Perhaps the author of the book also has a problem with altruistic behavior. He would have that in common with our "bone spured" commander in chief.

It seems we've entered a period within our nation's development where the idea of community and the common good are thought to be naive and for lovers whilst self absorbed behavior is admired.

Peabody Jones's avatar

Next do "Liars Kingdom."

Martin Knutsen's avatar

I wonder what he makes of Jesus, who let himself be crucified in order to absolve us of our sins. You dont get any more suicidal empathic than that.

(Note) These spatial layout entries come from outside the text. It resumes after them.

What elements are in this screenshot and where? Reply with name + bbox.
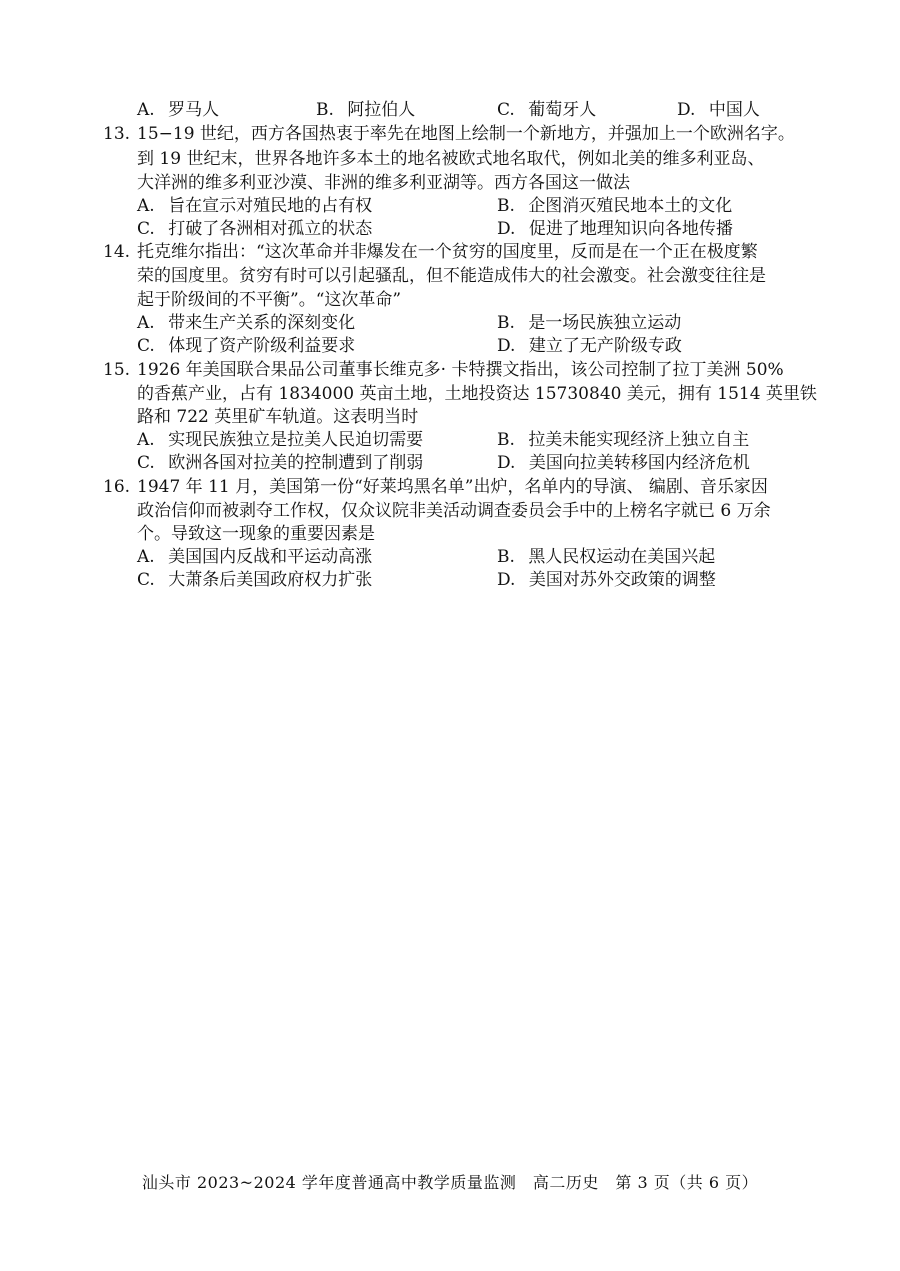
question-text-line: 起于阶级间的不平衡”。“这次革命” bbox=[137, 290, 402, 310]
question-text-line: 1926 年美国联合果品公司董事长维克多· 卡特撰文指出，该公司控制了拉丁美洲 50% bbox=[137, 360, 784, 380]
option-letter: D. bbox=[497, 570, 516, 590]
q15-option-c bbox=[137, 451, 423, 475]
option-text: 实现民族独立是拉美人民迫切需要 bbox=[168, 430, 424, 450]
option-text: 美国对苏外交政策的调整 bbox=[528, 570, 716, 590]
question-number: 13. bbox=[103, 124, 131, 144]
q14-option-d bbox=[497, 334, 682, 358]
question-text-line: 路和 722 英里矿车轨道。这表明当时 bbox=[137, 407, 419, 427]
option-letter: D. bbox=[677, 100, 696, 120]
option-letter: C. bbox=[497, 100, 515, 120]
option-text: 美国向拉美转移国内经济危机 bbox=[528, 453, 750, 473]
question-text-line: 1947 年 11 月，美国第一份“好莱坞黑名单”出炉，名单内的导演、 编剧、音乐家因 bbox=[137, 477, 768, 497]
q13-option-a bbox=[137, 194, 372, 218]
question-text-line: 到 19 世纪末，世界各地许多本土的地名被欧式地名取代，例如北美的维多利亚岛、 bbox=[137, 149, 765, 169]
option-letter: A. bbox=[137, 313, 155, 333]
option-text: 带来生产关系的深刻变化 bbox=[168, 313, 356, 333]
q12-option-b bbox=[316, 98, 415, 122]
q15-option-d bbox=[497, 451, 750, 475]
option-letter: A. bbox=[137, 100, 155, 120]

Steven Insertname's avatar

Check out "Separation of Church and Hate" by John Fugelsang.

Leslie J's avatar

I wish I could find the exact quote I saw online but I have started using sympathetic instead of empathy because empathy is used incorrectly. Thank you for this well written article.

Dave Zimny's avatar

Sorry if I don't quite understand the concept, but isn't "suicidal empathy" something that has been widely admired, not condemned, as far back as human history can be traced? What else besides "suicidal empathy" could be credited for the parent who willingly gives up his life for his child, or the passerby who rescues a drowning stranger at the cost of his own life, or the hero who risks his own life by running into a burning building to bring out trapped strangers? Or even, to stretch the case a little, to the soldier who throws himself on a grenade to save the lives of his buddies? "Suicidal empathy" seems to be just the latest, nastiest neo-Randian label for selfless heroism. Is it really likely that the young lady in New York thought "I have more empathy for the person who attacked me than for those he might harm in the future"? Perhaps, in the twisted minds of Saad or Musk, but to me and most clear-thinking people, no such thought would have passed through her mind. That's not how real people think. I would prefer to think that her motivation was simple altruism mixed with some notion of justice. And in a much less tragic form, that altruism explains the life of Martin Luther King, Jr., Mother Teresa, Nelson Mandela, and thousands of lesser known heroes. Saad and Musk are idiots.

Andrew Joyce's avatar

There are apparently a lot of undiagnosed sociopaths on the right.

lostcause74's avatar

you are correct, suicidal empathy is not a new thing. the Inuits' senicide is a good example.

Al Brown's avatar

"No one can have greater love, than to lay down his life for his friends." John 15:13, is one of the foundational concepts of our civilization. Jettison that, and what's left becomes something else, something a lot less admirable.

Dave Zimny's avatar

Absolutely! Well said and well quoted.